May 17, 2021
By Heather Curry
Many states have adopted the Goldwater Institute’s landmark Breaking Down Barriers to Work legislation to make it easier for military spouses to continue in their careers when they move from one state to another. Now, a newly introduced federal bill promises to bring this important reform to all military families across the country.
Senator Mike Lee recently introduced the Military Spouse Licensing Relief Act, a bipartisan federal reform designed to ease the pathway to occupational licensure for military spouses. This legislation would amend the Servicemember Civil Relief Act to ensure that military spouses with valid professional licenses can re-license at a similar level in the state where their spouse is currently serving on military orders. The Goldwater Institute has long advocated for the universal recognition of occupational licenses, developing state-level legislation to benefit military families and skilled professionals alike.

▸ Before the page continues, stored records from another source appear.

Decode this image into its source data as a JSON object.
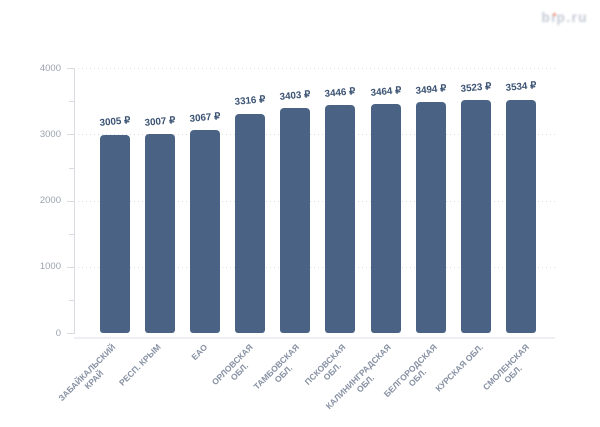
{
  "logo": {
    "text": "bip.ru",
    "color": "#c3c9d5",
    "dot_color": "#f08a6e"
  },
  "chart_data": {
    "type": "bar",
    "title": "",
    "xlabel": "",
    "ylabel": "",
    "categories": [
      "ЗАБАЙКАЛЬСКИЙ\nКРАЙ",
      "РЕСП. КРЫМ",
      "ЕАО",
      "ОРЛОВСКАЯ\nОБЛ.",
      "ТАМБОВСКАЯ\nОБЛ.",
      "ПСКОВСКАЯ\nОБЛ.",
      "КАЛИНИНГРАДСКАЯ\nОБЛ.",
      "БЕЛГОРОДСКАЯ\nОБЛ.",
      "КУРСКАЯ ОБЛ.",
      "СМОЛЕНСКАЯ\nОБЛ."
    ],
    "values": [
      3005,
      3007,
      3067,
      3316,
      3403,
      3446,
      3464,
      3494,
      3523,
      3534
    ],
    "value_labels": [
      "3005 ₽",
      "3007 ₽",
      "3067 ₽",
      "3316 ₽",
      "3403 ₽",
      "3446 ₽",
      "3464 ₽",
      "3494 ₽",
      "3523 ₽",
      "3534 ₽"
    ],
    "value_suffix": " ₽",
    "ylim": [
      0,
      4000
    ],
    "ytick_labels": [
      "0",
      "1000",
      "2000",
      "3000",
      "4000"
    ],
    "ytick_step": 1000,
    "minor_tick_step": 500,
    "grid": "horizontal-dotted",
    "legend": "none",
    "bar_color": "#4a6384",
    "value_label_color": "#3b5373",
    "ytick_label_color": "#9aa2ae",
    "xtick_label_color": "#8791a3"
  }
}
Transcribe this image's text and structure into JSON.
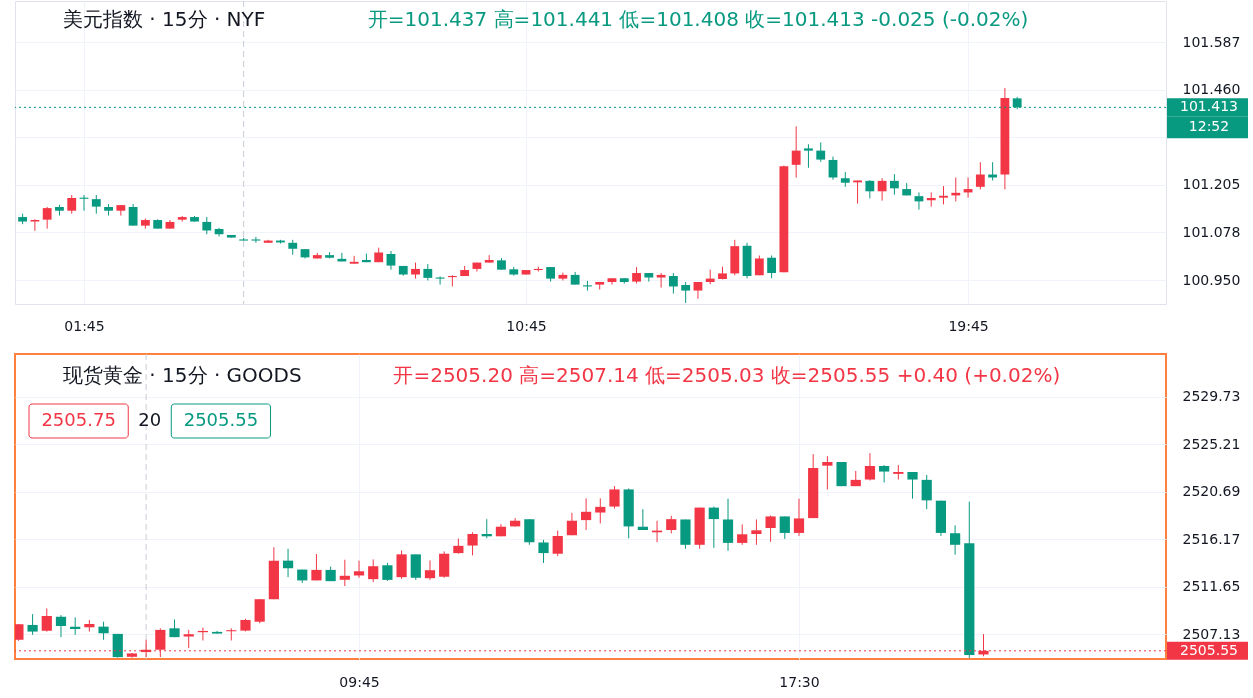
{
  "chart_data": [
    {
      "type": "candlestick",
      "title": "美元指数 · 15分 · NYF",
      "subtitle": "开=101.437 高=101.441 低=101.408 收=101.413 -0.025 (-0.02%)",
      "x": [
        0.5,
        0.75,
        1,
        1.25,
        1.5,
        1.75,
        2,
        2.25,
        2.5,
        2.75,
        3,
        3.25,
        3.5,
        3.75,
        4,
        4.25,
        4.5,
        4.75,
        5,
        5.25,
        5.5,
        5.75,
        6,
        6.25,
        6.5,
        6.75,
        7,
        7.25,
        7.5,
        7.75,
        8,
        8.25,
        8.5,
        8.75,
        9,
        9.25,
        9.5,
        9.75,
        10,
        10.25,
        10.5,
        10.75,
        11,
        11.25,
        11.5,
        11.75,
        12,
        12.25,
        12.5,
        12.75,
        13,
        13.25,
        13.5,
        13.75,
        14,
        14.25,
        14.5,
        14.75,
        15,
        15.25,
        15.5,
        15.75,
        16,
        16.25,
        16.5,
        16.75,
        17,
        17.25,
        17.5,
        17.75,
        18,
        18.25,
        18.5,
        18.75,
        19,
        19.25,
        19.5,
        19.75,
        20,
        20.25,
        20.5,
        20.75
      ],
      "ohlc": [
        [
          101.119,
          101.128,
          101.1,
          101.107
        ],
        [
          101.107,
          101.113,
          101.082,
          101.111
        ],
        [
          101.112,
          101.146,
          101.088,
          101.143
        ],
        [
          101.146,
          101.152,
          101.123,
          101.136
        ],
        [
          101.136,
          101.178,
          101.128,
          101.17
        ],
        [
          101.171,
          101.178,
          101.136,
          101.168
        ],
        [
          101.167,
          101.178,
          101.128,
          101.147
        ],
        [
          101.146,
          101.154,
          101.123,
          101.136
        ],
        [
          101.136,
          101.151,
          101.123,
          101.151
        ],
        [
          101.146,
          101.154,
          101.096,
          101.096
        ],
        [
          101.096,
          101.115,
          101.088,
          101.111
        ],
        [
          101.111,
          101.113,
          101.088,
          101.088
        ],
        [
          101.088,
          101.111,
          101.088,
          101.106
        ],
        [
          101.112,
          101.122,
          101.107,
          101.119
        ],
        [
          101.119,
          101.122,
          101.107,
          101.107
        ],
        [
          101.106,
          101.119,
          101.073,
          101.083
        ],
        [
          101.087,
          101.09,
          101.067,
          101.073
        ],
        [
          101.071,
          101.071,
          101.064,
          101.064
        ],
        [
          101.059,
          101.063,
          101.056,
          101.056
        ],
        [
          101.059,
          101.066,
          101.05,
          101.056
        ],
        [
          101.05,
          101.058,
          101.05,
          101.056
        ],
        [
          101.056,
          101.058,
          101.048,
          101.051
        ],
        [
          101.05,
          101.058,
          101.018,
          101.034
        ],
        [
          101.033,
          101.033,
          101.008,
          101.011
        ],
        [
          101.008,
          101.023,
          101.008,
          101.017
        ],
        [
          101.017,
          101.025,
          101.008,
          101.01
        ],
        [
          101.007,
          101.023,
          101.0,
          101.0
        ],
        [
          100.994,
          101.015,
          100.994,
          100.999
        ],
        [
          101.004,
          101.021,
          100.998,
          100.998
        ],
        [
          100.998,
          101.037,
          100.998,
          101.024
        ],
        [
          101.02,
          101.028,
          100.978,
          100.989
        ],
        [
          100.988,
          100.988,
          100.962,
          100.965
        ],
        [
          100.965,
          100.997,
          100.954,
          100.98
        ],
        [
          100.98,
          100.993,
          100.949,
          100.956
        ],
        [
          100.957,
          100.96,
          100.938,
          100.954
        ],
        [
          100.958,
          100.963,
          100.933,
          100.961
        ],
        [
          100.961,
          100.988,
          100.961,
          100.977
        ],
        [
          100.98,
          100.997,
          100.973,
          100.997
        ],
        [
          100.997,
          101.017,
          100.997,
          101.004
        ],
        [
          101.003,
          101.009,
          100.978,
          100.978
        ],
        [
          100.979,
          100.985,
          100.962,
          100.965
        ],
        [
          100.965,
          100.977,
          100.965,
          100.977
        ],
        [
          100.977,
          100.986,
          100.973,
          100.98
        ],
        [
          100.985,
          100.985,
          100.946,
          100.954
        ],
        [
          100.954,
          100.97,
          100.949,
          100.964
        ],
        [
          100.964,
          100.972,
          100.938,
          100.938
        ],
        [
          100.936,
          100.948,
          100.922,
          100.933
        ],
        [
          100.938,
          100.945,
          100.925,
          100.945
        ],
        [
          100.945,
          100.955,
          100.938,
          100.955
        ],
        [
          100.955,
          100.955,
          100.941,
          100.945
        ],
        [
          100.946,
          100.985,
          100.941,
          100.969
        ],
        [
          100.969,
          100.969,
          100.946,
          100.957
        ],
        [
          100.957,
          100.969,
          100.93,
          100.964
        ],
        [
          100.961,
          100.969,
          100.914,
          100.933
        ],
        [
          100.937,
          100.945,
          100.889,
          100.922
        ],
        [
          100.922,
          100.945,
          100.9,
          100.945
        ],
        [
          100.945,
          100.978,
          100.939,
          100.954
        ],
        [
          100.953,
          100.986,
          100.952,
          100.968
        ],
        [
          100.968,
          101.058,
          100.963,
          101.041
        ],
        [
          101.042,
          101.05,
          100.955,
          100.961
        ],
        [
          100.963,
          101.016,
          100.963,
          101.008
        ],
        [
          101.01,
          101.016,
          100.955,
          100.969
        ],
        [
          100.971,
          101.257,
          100.971,
          101.255
        ],
        [
          101.259,
          101.362,
          101.225,
          101.297
        ],
        [
          101.303,
          101.314,
          101.251,
          101.297
        ],
        [
          101.297,
          101.319,
          101.267,
          101.273
        ],
        [
          101.272,
          101.281,
          101.219,
          101.225
        ],
        [
          101.223,
          101.24,
          101.2,
          101.211
        ],
        [
          101.212,
          101.217,
          101.155,
          101.217
        ],
        [
          101.216,
          101.218,
          101.169,
          101.188
        ],
        [
          101.188,
          101.223,
          101.163,
          101.216
        ],
        [
          101.216,
          101.234,
          101.179,
          101.196
        ],
        [
          101.194,
          101.21,
          101.177,
          101.177
        ],
        [
          101.175,
          101.185,
          101.139,
          101.161
        ],
        [
          101.164,
          101.185,
          101.147,
          101.17
        ],
        [
          101.171,
          101.202,
          101.153,
          101.176
        ],
        [
          101.177,
          101.225,
          101.161,
          101.184
        ],
        [
          101.185,
          101.225,
          101.171,
          101.194
        ],
        [
          101.2,
          101.266,
          101.193,
          101.233
        ],
        [
          101.233,
          101.266,
          101.217,
          101.225
        ],
        [
          101.233,
          101.465,
          101.193,
          101.438
        ],
        [
          101.437,
          101.441,
          101.408,
          101.413
        ]
      ],
      "colors": [
        "#089981",
        "#f23645",
        "#f23645",
        "#089981",
        "#f23645",
        "#089981",
        "#089981",
        "#089981",
        "#f23645",
        "#089981",
        "#f23645",
        "#089981",
        "#f23645",
        "#f23645",
        "#089981",
        "#089981",
        "#089981",
        "#089981",
        "#089981",
        "#089981",
        "#f23645",
        "#089981",
        "#089981",
        "#089981",
        "#f23645",
        "#089981",
        "#089981",
        "#f23645",
        "#089981",
        "#f23645",
        "#089981",
        "#089981",
        "#f23645",
        "#089981",
        "#089981",
        "#f23645",
        "#f23645",
        "#f23645",
        "#f23645",
        "#089981",
        "#089981",
        "#f23645",
        "#f23645",
        "#089981",
        "#f23645",
        "#089981",
        "#089981",
        "#f23645",
        "#f23645",
        "#089981",
        "#f23645",
        "#089981",
        "#f23645",
        "#089981",
        "#089981",
        "#f23645",
        "#f23645",
        "#f23645",
        "#f23645",
        "#089981",
        "#f23645",
        "#089981",
        "#f23645",
        "#f23645",
        "#089981",
        "#089981",
        "#089981",
        "#089981",
        "#f23645",
        "#089981",
        "#f23645",
        "#089981",
        "#089981",
        "#089981",
        "#f23645",
        "#f23645",
        "#f23645",
        "#f23645",
        "#f23645",
        "#089981",
        "#f23645",
        "#089981"
      ],
      "xlim": [
        0.345,
        23.78
      ],
      "ylim": [
        100.886,
        101.698
      ],
      "xticks": [
        {
          "value": 1.75,
          "label": "01:45"
        },
        {
          "value": 10.75,
          "label": "10:45"
        },
        {
          "value": 19.75,
          "label": "19:45"
        }
      ],
      "yticks": [
        101.587,
        {
          "value": 101.46,
          "label": "101.460"
        },
        {
          "value": 101.333,
          "label": null
        },
        101.205,
        101.078,
        {
          "value": 100.95,
          "label": "100.950"
        }
      ],
      "grid": true,
      "ref_lines": [
        {
          "axis": "x",
          "value": 5,
          "color": "#c9ccd6",
          "line_style": "dashed"
        },
        {
          "axis": "y",
          "value": 101.413,
          "label": "101.413",
          "color": "#089981",
          "line_style": "dotted"
        }
      ],
      "annotations": [
        "12:52"
      ]
    },
    {
      "type": "candlestick",
      "title": "现货黄金 · 15分 · GOODS",
      "subtitle": "开=2505.20 高=2507.14 低=2505.03 收=2505.55 +0.40 (+0.02%)",
      "x": [
        3.75,
        4,
        4.25,
        4.5,
        4.75,
        5,
        5.25,
        5.5,
        5.75,
        6,
        6.25,
        6.5,
        6.75,
        7,
        7.25,
        7.5,
        7.75,
        8,
        8.25,
        8.5,
        8.75,
        9,
        9.25,
        9.5,
        9.75,
        10,
        10.25,
        10.5,
        10.75,
        11,
        11.25,
        11.5,
        11.75,
        12,
        12.25,
        12.5,
        12.75,
        13,
        13.25,
        13.5,
        13.75,
        14,
        14.25,
        14.5,
        14.75,
        15,
        15.25,
        15.5,
        15.75,
        16,
        16.25,
        16.5,
        16.75,
        17,
        17.25,
        17.5,
        17.75,
        18,
        18.25,
        18.5,
        18.75,
        19,
        19.25,
        19.5,
        19.75,
        20,
        20.25,
        20.5,
        20.75
      ],
      "ohlc": [
        [
          2506.6,
          2508.1,
          2506.5,
          2508.07
        ],
        [
          2508.01,
          2509.04,
          2507.07,
          2507.38
        ],
        [
          2507.47,
          2509.58,
          2507.38,
          2508.86
        ],
        [
          2508.79,
          2508.95,
          2506.85,
          2507.91
        ],
        [
          2507.85,
          2508.73,
          2507.07,
          2507.63
        ],
        [
          2507.79,
          2508.48,
          2507.38,
          2508.1
        ],
        [
          2507.85,
          2508.32,
          2506.6,
          2507.22
        ],
        [
          2507.16,
          2507.16,
          2504.9,
          2504.95
        ],
        [
          2504.98,
          2505.34,
          2504.9,
          2505.3
        ],
        [
          2505.43,
          2506.6,
          2504.95,
          2505.65
        ],
        [
          2505.65,
          2507.69,
          2504.95,
          2507.54
        ],
        [
          2507.69,
          2508.54,
          2506.85,
          2506.85
        ],
        [
          2506.91,
          2507.54,
          2505.81,
          2507.13
        ],
        [
          2507.32,
          2507.76,
          2506.53,
          2507.44
        ],
        [
          2507.35,
          2507.44,
          2507.19,
          2507.19
        ],
        [
          2507.41,
          2507.69,
          2506.53,
          2507.51
        ],
        [
          2507.47,
          2508.6,
          2507.4,
          2508.48
        ],
        [
          2508.32,
          2510.46,
          2508.17,
          2510.46
        ],
        [
          2510.46,
          2515.41,
          2510.46,
          2514.13
        ],
        [
          2514.13,
          2515.26,
          2512.56,
          2513.41
        ],
        [
          2513.28,
          2513.28,
          2512.0,
          2512.25
        ],
        [
          2512.25,
          2514.76,
          2512.25,
          2513.25
        ],
        [
          2513.25,
          2513.56,
          2512.18,
          2512.18
        ],
        [
          2512.31,
          2514.22,
          2511.71,
          2512.69
        ],
        [
          2512.72,
          2514.13,
          2512.5,
          2513.12
        ],
        [
          2512.37,
          2514.25,
          2512.1,
          2513.6
        ],
        [
          2513.69,
          2513.91,
          2512.2,
          2512.3
        ],
        [
          2512.56,
          2515.1,
          2512.4,
          2514.73
        ],
        [
          2514.73,
          2514.73,
          2512.3,
          2512.5
        ],
        [
          2512.46,
          2514.16,
          2512.3,
          2513.22
        ],
        [
          2512.6,
          2515.01,
          2512.5,
          2514.79
        ],
        [
          2514.85,
          2516.23,
          2514.79,
          2515.54
        ],
        [
          2515.57,
          2516.83,
          2514.63,
          2516.67
        ],
        [
          2516.67,
          2518.08,
          2516.26,
          2516.45
        ],
        [
          2516.45,
          2517.61,
          2516.45,
          2517.36
        ],
        [
          2517.39,
          2518.18,
          2517.39,
          2517.93
        ],
        [
          2518.08,
          2518.08,
          2515.64,
          2515.89
        ],
        [
          2515.86,
          2516.11,
          2513.91,
          2514.85
        ],
        [
          2514.79,
          2516.99,
          2514.57,
          2516.48
        ],
        [
          2516.55,
          2518.68,
          2516.55,
          2517.93
        ],
        [
          2517.99,
          2520.06,
          2517.05,
          2518.78
        ],
        [
          2518.71,
          2520.06,
          2517.68,
          2519.25
        ],
        [
          2519.28,
          2521.22,
          2519.09,
          2520.91
        ],
        [
          2520.91,
          2521.0,
          2516.26,
          2517.39
        ],
        [
          2517.36,
          2519.03,
          2517.05,
          2517.05
        ],
        [
          2516.83,
          2517.93,
          2515.89,
          2516.99
        ],
        [
          2517.05,
          2518.4,
          2516.73,
          2518.08
        ],
        [
          2518.05,
          2518.05,
          2515.26,
          2515.64
        ],
        [
          2515.64,
          2519.18,
          2515.26,
          2519.18
        ],
        [
          2519.18,
          2519.28,
          2515.35,
          2518.09
        ],
        [
          2518.05,
          2520.03,
          2515.07,
          2515.82
        ],
        [
          2515.82,
          2517.58,
          2515.64,
          2516.64
        ],
        [
          2516.67,
          2518.05,
          2515.64,
          2517.02
        ],
        [
          2517.24,
          2518.43,
          2515.92,
          2518.34
        ],
        [
          2518.34,
          2518.34,
          2516.2,
          2516.77
        ],
        [
          2516.77,
          2520.03,
          2516.49,
          2518.15
        ],
        [
          2518.18,
          2524.27,
          2518.18,
          2522.95
        ],
        [
          2523.17,
          2524.08,
          2520.91,
          2523.52
        ],
        [
          2523.52,
          2523.52,
          2521.22,
          2521.22
        ],
        [
          2521.22,
          2522.67,
          2521.22,
          2521.82
        ],
        [
          2521.85,
          2524.36,
          2521.76,
          2523.14
        ],
        [
          2523.14,
          2523.23,
          2521.57,
          2522.61
        ],
        [
          2522.39,
          2523.23,
          2521.85,
          2522.57
        ],
        [
          2522.57,
          2522.57,
          2520.03,
          2521.85
        ],
        [
          2521.82,
          2522.29,
          2519.03,
          2519.87
        ],
        [
          2519.84,
          2519.84,
          2516.49,
          2516.77
        ],
        [
          2516.74,
          2517.49,
          2514.7,
          2515.64
        ],
        [
          2515.79,
          2519.75,
          2504.87,
          2505.15
        ],
        [
          2505.2,
          2507.14,
          2505.03,
          2505.55
        ]
      ],
      "colors": [
        "#f23645",
        "#089981",
        "#f23645",
        "#089981",
        "#089981",
        "#f23645",
        "#089981",
        "#089981",
        "#f23645",
        "#f23645",
        "#f23645",
        "#089981",
        "#f23645",
        "#f23645",
        "#089981",
        "#f23645",
        "#f23645",
        "#f23645",
        "#f23645",
        "#089981",
        "#089981",
        "#f23645",
        "#089981",
        "#f23645",
        "#f23645",
        "#f23645",
        "#089981",
        "#f23645",
        "#089981",
        "#f23645",
        "#f23645",
        "#f23645",
        "#f23645",
        "#089981",
        "#f23645",
        "#f23645",
        "#089981",
        "#089981",
        "#f23645",
        "#f23645",
        "#f23645",
        "#f23645",
        "#f23645",
        "#089981",
        "#089981",
        "#f23645",
        "#f23645",
        "#089981",
        "#f23645",
        "#089981",
        "#089981",
        "#f23645",
        "#f23645",
        "#f23645",
        "#089981",
        "#f23645",
        "#f23645",
        "#f23645",
        "#089981",
        "#f23645",
        "#f23645",
        "#089981",
        "#f23645",
        "#089981",
        "#089981",
        "#089981",
        "#089981",
        "#089981",
        "#f23645"
      ],
      "xlim": [
        3.69,
        23.965
      ],
      "ylim": [
        2504.77,
        2533.8
      ],
      "xticks": [
        {
          "value": 9.75,
          "label": "09:45"
        },
        {
          "value": 17.5,
          "label": "17:30"
        }
      ],
      "yticks": [
        2507.13,
        2511.65,
        2516.17,
        2520.69,
        2525.21,
        2529.73
      ],
      "grid": true,
      "ref_lines": [
        {
          "axis": "x",
          "value": 6,
          "color": "#c9ccd6",
          "line_style": "dashed"
        },
        {
          "axis": "y",
          "value": 2505.55,
          "label": "2505.55",
          "color": "#f23645",
          "line_style": "dotted"
        }
      ],
      "annotations": [
        "2505.75",
        "20",
        "2505.55"
      ]
    }
  ]
}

The average military family moves every two to three years, a reality which means many working spouses are required to re-license just as often. In many cases, the process to re-license in a new state is so costly and time-intensive that it disrupts careers permanently. Senator Lee’s reform would address this issue by ensuring licensed military spouses in good standing are able to apply for a license and be approved quickly. This streamlined approach will ease the transition into a new state for military families, ensuring that lives and careers do not need to be put on hold simply to check off a bureaucratic box.
Sen. Lee said of the bill, “Faced with a 50-state patchwork of licensing laws, military spouses are forced to spend thousands of dollars and hours to obtain licensure every time they move to a new state under military orders. This bill will help lift that unjust burden on our military families—who sacrifice so much to protect our nation—by ensuring that spouses can receive the licensing reciprocity they need across state lines.”
The Goldwater Institute has been diligently working to change the regulatory environment around occupational licensure for professionals of all kinds. In 2019, the Institute released a report that illustrated the challenges facing military families. The report notes that “all 50 states have laws or policies meant to ease the transition for military spouses in licensed professions. But those laws are so riddled with vague language, conditions, and exceptions as to render many virtually worthless. For the most part, a license from one state is not good in another. Some occupations can be practiced freely in one state yet carry extensive licensing requirements in others.” This report has been essential to advancing state legislation to benefit military families, such as in Ohio, Louisiana, and Kansas.
Many states are also pursuing similar reforms to benefit military families and professionals more broadly. In 2019, Arizona became the first state to enact Goldwater legislation to formally recognize the out-of-state occupational licenses of skilled professionals. Under universal recognition, licensed workers may apply for and quickly receive an Arizona license to work at a similar practice level. So long as an applicant has held a similar out-of-state license for at least one year and is in good standing, he or she is eligible to apply.
Arizona’s universal recognition law may be less than two years old, but early data shows that it is already having a tremendous effect. Since universal recognition went into effect in September 2019, more than 3,100 individuals have applied for and been granted an Arizona license to work in fields ranging from cosmetology to engineering to psychology.
Since Arizona’s law passed, 15 additional states from Utah to Pennsylvania have enacted versions of Goldwater’s licensing reform. Other states, like Missouri and Mississippi have successfully passed and then expanded legislation to add in the recognition of military training to ensure veterans also benefit from these reforms.
As Sen. Lee’s reform advances, states have the opportunity pursue reforms which can further reduce the burden of unnecessary regulation for military spouses and service members. Another challenge created by the patchwork of state licensing laws is the reality that not all occupations are licensed in all 50 states. Fortunately, the Goldwater model of recognition includes additional pathways to licensure through work experience and private certification. These pathways are beneficial to numerous professionals and ensure that state licensing laws aren’t a barrier to work.
As with similar reform efforts across the country, the Military Spouse Licensing Relief Act has already garnered bipartisan support. By honoring the time and effort already invested in an out-of-state license, the reform empowers military spouses to pursue their own version of the American Dream even as they support the important work of America’s service members. The Goldwater Institute thanks Senator Lee for his commitment to military families and looks forward to supporting this coalition as it engages on the issue.
Heather Curry is the Director of Strategic Engagement at the Goldwater Institute.